Higher education in the UK is in something of an interesting state these days. Driven by a desire to become a commercialised consumer-pleasing entity, the focus on research and education has been lost in favour of a desire to sate businessmen and government ministers, while filling the coffers. This is demonstrated clearly by our current influx of undergraduate students. It is now the University (and thus the department’s) job to attract as many students as possible from a mass of lemmings who follow the path to university simply because it’s the ‘done thing’. Gone is a time when students applied to university because they actually had a desire to learn, as is a time when students were awarded places based on merit not on making up the numbers. These days, our department is fined if they don’t make a certain allocation of students. As a result, we get second-rate students who aren’t really interested to make up the shortfall. There are of course exceptions, but these are getting more rare as years go by.

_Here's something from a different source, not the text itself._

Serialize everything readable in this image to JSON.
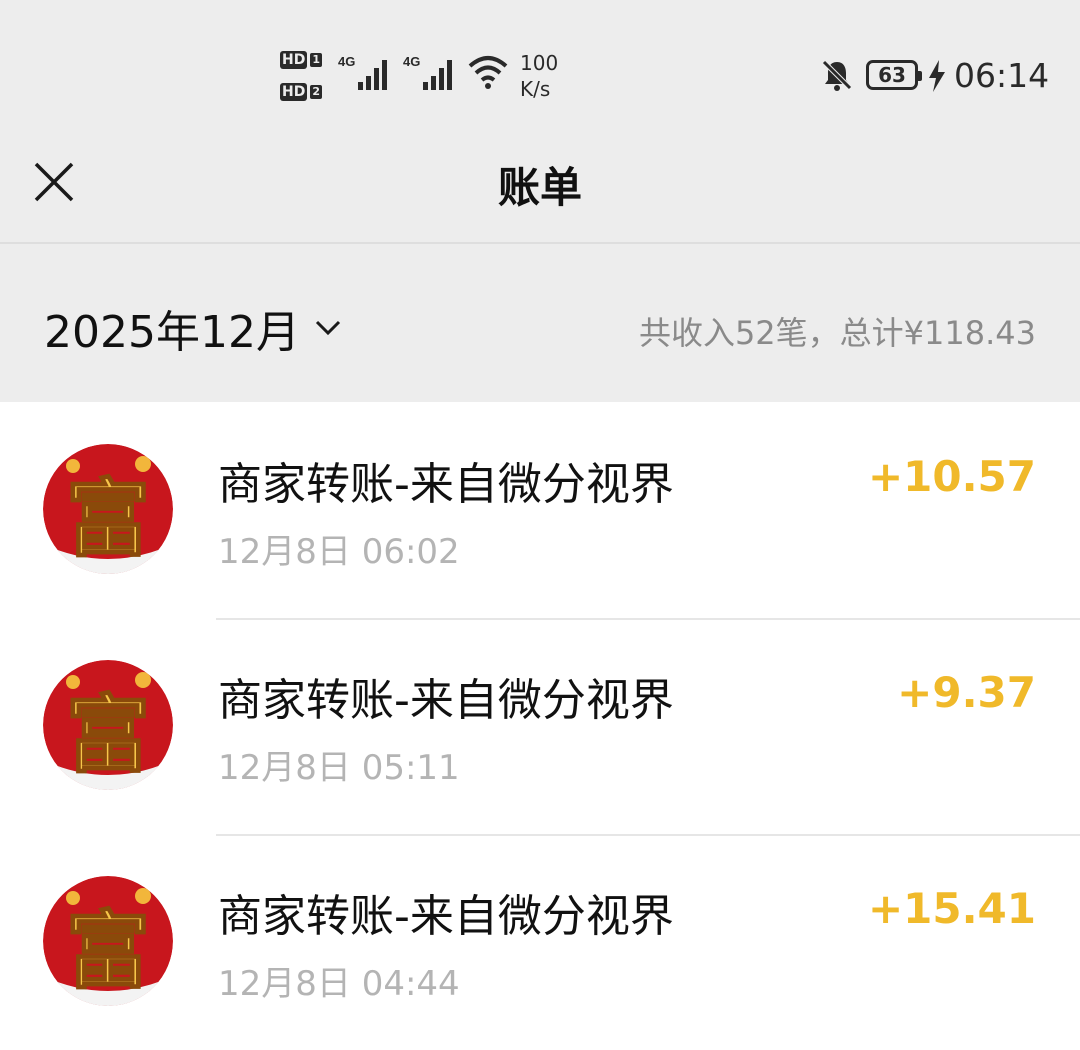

I’ve been struck by quite a few examples of this student apathy over the last year, and been made clearly aware of the exam treadmill that gets them here in the first place. At our student-staff liason meetings, it has become clear that students now feel it is the university’s job to spoon-feed them every piece of information, in just the same way this presumably happen in college beforehand. It seems they just can’t be bothered to try out examples for themselves, especially not outside of lectures or tutorials, and actually copying down notes is just too much effort. No, ‘give us printed notes’ they say; even when the notes are available online, that can be too much. ‘You should teach x, y and z as well’; because they can’t be expected to learn for themselves.

Very little is learnt by staring zombie-fashion at notes. Just copying down notes is pretty much equivalent to reading through them about ten times; the information is ingested in the process of writing them on paper. The only way to truly learn is to try; doing lots of examples will teach a concept much faster than a dry lecture. The only way to enjoy learning is to initiate the process yourself; do it because you want to, not because you have to. The latter is the most essential point that has been lost. Because students are largely no longer enthused by what they are learning, they don’t apply themselves in anything like the same manner. Such lifeless learning was once solely the domain of the school classroom, but a system where over 90% go on to university means that the same thing now filters into our colleges and universities.

Equally, it seems we are not even allow to tell them when their work is not up to scratch. It can’t be really average or poor; it can only be average or poor when applied relatively to the rest of the class. Nonsense is now good, if it’s better than the utter nonsense which is merely average. What if we hand out low marks? Clearly we’re not marking things ‘properly’; we’re not following the ‘marking scheme’.

At least one good thing comes from this; those of us who are are actually intelligent, those are of us who actually enjoy doing what we do, are even more unique than before and should hopefully stand out from the crowd when the time comes to go hunting for jobs.